Le confort et la dissidence

ADQ - De l'identité à l'autonomisme - La souveraineté confuse



Le Québec est pris de stupéfaction devant la victoire morale de l'Action démocratique du Québec. Ce sentiment a même été exporté jusqu'à Toronto et à Paris, où on a proclamé que l'ADQ «exploite le même filon de l'intolérance que le Front national en France» (The Globe And Mail) et statué que «les réacs ont la cote au Québec» (Libération).
Il est vrai qu'il fallait trouver un marché extérieur: depuis lundi, l'usine à commentaires outrés est en mode surproduction.
«Revanche de l'esprit campagnard (et) retour à un Québec familial et frileux», analyse un politologue. «Un parti sans autre vision qu'une vague soumission aux revendications insatiables du vrai monde», plaide un avocat. «J'ai honte (devant) une montée de la droite avec son lot de valeurs xénophobes, homophobes et démagogues», scande une militante souverainiste. «Montée de la droite!», enseigne un leader syndical étudiant.
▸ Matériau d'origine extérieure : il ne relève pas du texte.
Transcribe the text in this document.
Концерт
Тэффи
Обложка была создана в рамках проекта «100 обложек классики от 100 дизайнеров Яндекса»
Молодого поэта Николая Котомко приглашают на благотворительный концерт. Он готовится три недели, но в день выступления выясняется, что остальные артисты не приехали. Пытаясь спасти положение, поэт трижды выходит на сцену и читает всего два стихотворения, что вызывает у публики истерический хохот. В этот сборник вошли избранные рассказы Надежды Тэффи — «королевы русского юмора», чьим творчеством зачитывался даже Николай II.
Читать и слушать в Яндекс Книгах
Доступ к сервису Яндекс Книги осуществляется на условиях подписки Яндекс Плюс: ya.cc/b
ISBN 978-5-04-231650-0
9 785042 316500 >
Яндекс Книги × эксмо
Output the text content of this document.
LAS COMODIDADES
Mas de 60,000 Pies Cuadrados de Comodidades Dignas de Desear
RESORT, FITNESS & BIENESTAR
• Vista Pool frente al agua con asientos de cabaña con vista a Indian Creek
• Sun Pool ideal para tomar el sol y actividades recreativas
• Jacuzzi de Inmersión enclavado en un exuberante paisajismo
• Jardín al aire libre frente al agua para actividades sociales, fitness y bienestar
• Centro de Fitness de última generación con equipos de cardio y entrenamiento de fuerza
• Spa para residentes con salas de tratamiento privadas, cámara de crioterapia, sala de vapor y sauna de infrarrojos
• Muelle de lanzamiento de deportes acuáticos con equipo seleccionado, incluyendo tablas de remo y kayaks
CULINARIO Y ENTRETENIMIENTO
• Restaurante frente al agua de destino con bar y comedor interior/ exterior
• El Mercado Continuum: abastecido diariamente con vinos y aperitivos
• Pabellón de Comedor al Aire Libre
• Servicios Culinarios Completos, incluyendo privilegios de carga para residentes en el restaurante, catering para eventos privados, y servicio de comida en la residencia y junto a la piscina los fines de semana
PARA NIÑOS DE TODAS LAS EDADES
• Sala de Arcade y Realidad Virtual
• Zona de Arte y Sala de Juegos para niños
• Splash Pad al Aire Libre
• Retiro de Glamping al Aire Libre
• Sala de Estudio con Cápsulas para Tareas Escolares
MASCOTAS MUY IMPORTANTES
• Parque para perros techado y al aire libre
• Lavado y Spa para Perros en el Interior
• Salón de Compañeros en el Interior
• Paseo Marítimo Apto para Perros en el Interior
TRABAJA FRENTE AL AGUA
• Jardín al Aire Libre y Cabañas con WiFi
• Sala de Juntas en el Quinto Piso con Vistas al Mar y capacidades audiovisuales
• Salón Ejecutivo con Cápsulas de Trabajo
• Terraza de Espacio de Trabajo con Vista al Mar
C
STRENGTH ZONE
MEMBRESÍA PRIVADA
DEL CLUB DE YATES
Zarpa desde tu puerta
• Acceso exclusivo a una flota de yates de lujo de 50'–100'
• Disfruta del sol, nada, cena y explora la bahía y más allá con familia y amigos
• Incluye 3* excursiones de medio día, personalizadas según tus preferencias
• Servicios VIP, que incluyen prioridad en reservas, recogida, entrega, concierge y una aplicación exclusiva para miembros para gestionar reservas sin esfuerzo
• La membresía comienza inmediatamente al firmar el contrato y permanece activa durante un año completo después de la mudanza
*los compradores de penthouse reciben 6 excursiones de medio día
Quelqu'un a inventé l'expression «McMario» pour désigner cette nourriture politique infâme dont le prolétaire se lassera certainement dès qu'on l'aura instruit des vertus du canard aux orchidées et des huîtres au sabayon de champagne...
Bref, on sent que changer de peuple pourrait être considéré par certains comme une idée intéressante, puisque celui dont nous disposons ne convient plus!
Depuis le bannissement du jambon dans les cabanes à sucre et l'interdiction de la lapidation à Hérouxville, la fracture sociale a semblé s'être creusée entre Montréal et les régions. Entre l'urbanité éclairée et tolérante, d'une part; la ruralité ignorante et bigote, d'autre part.
Mais, dans les faits, il s'agit de tout autre chose. À preuve: le quatre-cinq-zéro, où vivent les Montréalais qui n'ont pas les moyens d'habiter sur l'île et/ou préfèrent les grands espaces (!), a élu 18 députés adéquistes, lundi.
Jadis, on disait qu'un anglophone pouvait passer sa vie dans la métropole sans jamais avoir à prononcer un mot de français. Aujourd'hui, à la condition d'évoluer dans certains milieux, on peut facilement arriver à ne jamais être confronté aux véritables humeurs populaires. Ces milieux ne fréquentent pas que les mêmes officines, mais aussi les mêmes quartiers et les mêmes loisirs, les mêmes philosophes et les mêmes cafetiers. Surtout, ces «analystes du système» (pour paraphraser le concept de l'essayiste américain Jeremy Rifkin) accaparent la quasi-totalité de l'espace réservé à la parole publique.
En gros, il s'agit de ceux oeuvrant dans les industries du savoir et de la communication. De ceux ayant, par la nature de leur métier ou leur niveau dans la hiérarchie, le pouvoir de fabriquer et de faire circuler des idées ainsi que de façonner des courants sociaux et des politiques.
Or, depuis la Révolution tranquille, a régné dans ces milieux la conviction inébranlable que la boussole du progrès ne peut indiquer qu'une seule direction à l'exclusion de toutes les autres... ce relevé de cap traçant une route étroite - souverainiste, étatiste et social-démocrate à la mode classique - délimitée une fois pour toutes dans les années 60 et hors de laquelle on ne trouve que barbarie.
C'était confortable tant que le peuple - celui dont nous disposons...- semblait marcher, par monts et par vaux, à peu près dans la même direction.
Ça l'est moins, visiblement, lorsqu'il inscrit sa dissidence.